In the days that followed, the others around where we lived would talk about it: about the smell, the crackle, the noise that I made as her body turned to ash, burning so hot and so bright that it hurt to even look at it. But I heard none of that. Agatha and I stepped back, away from the body, and we watched, and I thought about what
my mother had done for me, and I thought about how I was silhouetted against the flames for the rest of Australia to see. They all knew what had happened and what I had done.
Now it was just a matter of waiting to see how they reacted.
It didn’t take long to find out. My mother was still burning when I saw another flame spark up three sections over, deep in Low territory. They were coming.
“I don’t think that they’ll make a move now,” Agatha told me. “They’re just sizing you up. They want to see that she’s dead with their own eyes.” Ten, twenty, maybe more: Even in the darkness I could see them swarming to the ends of their gantries, watching. But only a few approached, crossing the gangways that connected the different sections of the ship. “Just don’t let them see that you’re afraid,” Agatha murmured.
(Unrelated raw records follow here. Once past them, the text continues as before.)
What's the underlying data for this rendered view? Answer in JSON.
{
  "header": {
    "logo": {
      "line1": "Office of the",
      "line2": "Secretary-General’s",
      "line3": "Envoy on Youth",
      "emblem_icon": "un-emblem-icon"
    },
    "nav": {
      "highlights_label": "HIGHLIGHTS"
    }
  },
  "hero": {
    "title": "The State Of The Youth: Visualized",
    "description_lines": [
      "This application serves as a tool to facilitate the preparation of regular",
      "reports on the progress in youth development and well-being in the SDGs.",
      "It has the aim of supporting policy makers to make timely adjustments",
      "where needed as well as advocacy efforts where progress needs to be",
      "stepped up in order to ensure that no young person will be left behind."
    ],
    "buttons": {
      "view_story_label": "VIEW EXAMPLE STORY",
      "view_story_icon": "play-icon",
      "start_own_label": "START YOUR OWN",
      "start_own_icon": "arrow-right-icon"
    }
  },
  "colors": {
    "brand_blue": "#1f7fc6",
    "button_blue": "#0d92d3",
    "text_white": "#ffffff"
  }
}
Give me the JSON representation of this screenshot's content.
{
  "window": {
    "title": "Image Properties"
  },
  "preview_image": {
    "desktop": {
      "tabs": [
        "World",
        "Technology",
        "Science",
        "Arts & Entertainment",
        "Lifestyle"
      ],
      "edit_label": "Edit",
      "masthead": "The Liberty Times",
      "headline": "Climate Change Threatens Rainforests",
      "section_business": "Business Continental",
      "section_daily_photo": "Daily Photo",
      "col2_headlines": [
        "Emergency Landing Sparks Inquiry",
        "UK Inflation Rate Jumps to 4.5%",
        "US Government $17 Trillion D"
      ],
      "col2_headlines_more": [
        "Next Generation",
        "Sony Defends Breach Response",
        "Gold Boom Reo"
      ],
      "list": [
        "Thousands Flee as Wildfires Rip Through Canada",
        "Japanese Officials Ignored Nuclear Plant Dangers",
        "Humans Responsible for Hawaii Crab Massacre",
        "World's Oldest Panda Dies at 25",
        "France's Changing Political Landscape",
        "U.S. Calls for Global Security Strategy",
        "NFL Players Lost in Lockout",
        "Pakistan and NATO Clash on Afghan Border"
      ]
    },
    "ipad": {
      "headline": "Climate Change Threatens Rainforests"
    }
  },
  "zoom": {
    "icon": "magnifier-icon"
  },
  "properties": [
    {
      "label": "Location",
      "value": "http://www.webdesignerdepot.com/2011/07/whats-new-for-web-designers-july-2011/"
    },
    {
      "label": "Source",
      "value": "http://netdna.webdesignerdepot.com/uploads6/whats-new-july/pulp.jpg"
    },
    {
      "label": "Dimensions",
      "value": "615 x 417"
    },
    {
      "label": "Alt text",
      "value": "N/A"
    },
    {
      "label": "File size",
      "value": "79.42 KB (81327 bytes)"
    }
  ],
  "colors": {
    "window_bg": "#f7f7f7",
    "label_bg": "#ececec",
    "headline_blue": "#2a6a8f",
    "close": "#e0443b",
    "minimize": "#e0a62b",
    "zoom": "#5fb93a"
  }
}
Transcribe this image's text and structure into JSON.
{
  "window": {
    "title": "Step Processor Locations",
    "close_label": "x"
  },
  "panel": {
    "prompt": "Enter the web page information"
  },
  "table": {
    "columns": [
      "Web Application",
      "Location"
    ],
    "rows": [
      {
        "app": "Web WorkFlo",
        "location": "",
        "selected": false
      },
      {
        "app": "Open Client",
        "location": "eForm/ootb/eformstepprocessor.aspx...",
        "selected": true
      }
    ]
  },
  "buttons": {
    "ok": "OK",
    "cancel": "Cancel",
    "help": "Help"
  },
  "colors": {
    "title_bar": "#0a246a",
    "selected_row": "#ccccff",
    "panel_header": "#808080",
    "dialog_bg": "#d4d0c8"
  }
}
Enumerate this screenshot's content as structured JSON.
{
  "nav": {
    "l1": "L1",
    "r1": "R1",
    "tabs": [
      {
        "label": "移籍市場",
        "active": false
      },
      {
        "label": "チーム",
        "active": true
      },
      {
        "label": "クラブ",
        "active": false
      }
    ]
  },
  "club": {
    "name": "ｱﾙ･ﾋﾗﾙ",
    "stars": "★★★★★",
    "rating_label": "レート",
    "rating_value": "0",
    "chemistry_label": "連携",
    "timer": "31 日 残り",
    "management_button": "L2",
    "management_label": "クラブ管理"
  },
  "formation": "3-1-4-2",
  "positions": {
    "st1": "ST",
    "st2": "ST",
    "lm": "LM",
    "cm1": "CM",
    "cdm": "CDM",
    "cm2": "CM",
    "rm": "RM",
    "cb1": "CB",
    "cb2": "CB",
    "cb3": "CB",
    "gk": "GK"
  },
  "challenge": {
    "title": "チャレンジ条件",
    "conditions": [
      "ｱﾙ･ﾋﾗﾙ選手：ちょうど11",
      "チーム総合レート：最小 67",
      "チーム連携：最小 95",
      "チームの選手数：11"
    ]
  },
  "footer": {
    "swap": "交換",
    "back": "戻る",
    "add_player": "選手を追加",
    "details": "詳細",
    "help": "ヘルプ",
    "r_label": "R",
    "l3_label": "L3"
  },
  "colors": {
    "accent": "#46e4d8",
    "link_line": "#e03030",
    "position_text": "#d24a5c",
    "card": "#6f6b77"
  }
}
“I’m not,” I said. And I wasn’t. Right then, I felt nothing at all. I watched them circle the ship, clambering and climbing like cockroaches, the flame that was consuming my mother’s body lighting their way. They were carrying torches, bringing their fire to meet mine. As they came closer, I saw them better. The sick runt of a man who led them was the ruler of the Lows—their king—and he was known only by his title: Rex, a word passed down from before. With him were two female Lows, both of them with eyes down, teeth gritted. All of them covered in their blood tattoos, the flames of their torches reflecting on the slickness of their skin. As they came closer, they called to me, their voices bouncing off the walls, the cruel rasp of their breathing preceding them. Their leader was watching me, his eyes glittering in the dying firelight. One of the Lows accompanying him avoided looking at me, but the other raised her head and stared directly into my eyes. Her gaze was like a challenge.
“You need to be here by yourself,” Agatha told me. “They won’t fear you if they think you’re hiding behind me.” She turned and slunk off into the darkness. She would be watching, I knew; she had to be. But right then, that barely seemed to offer me any comfort.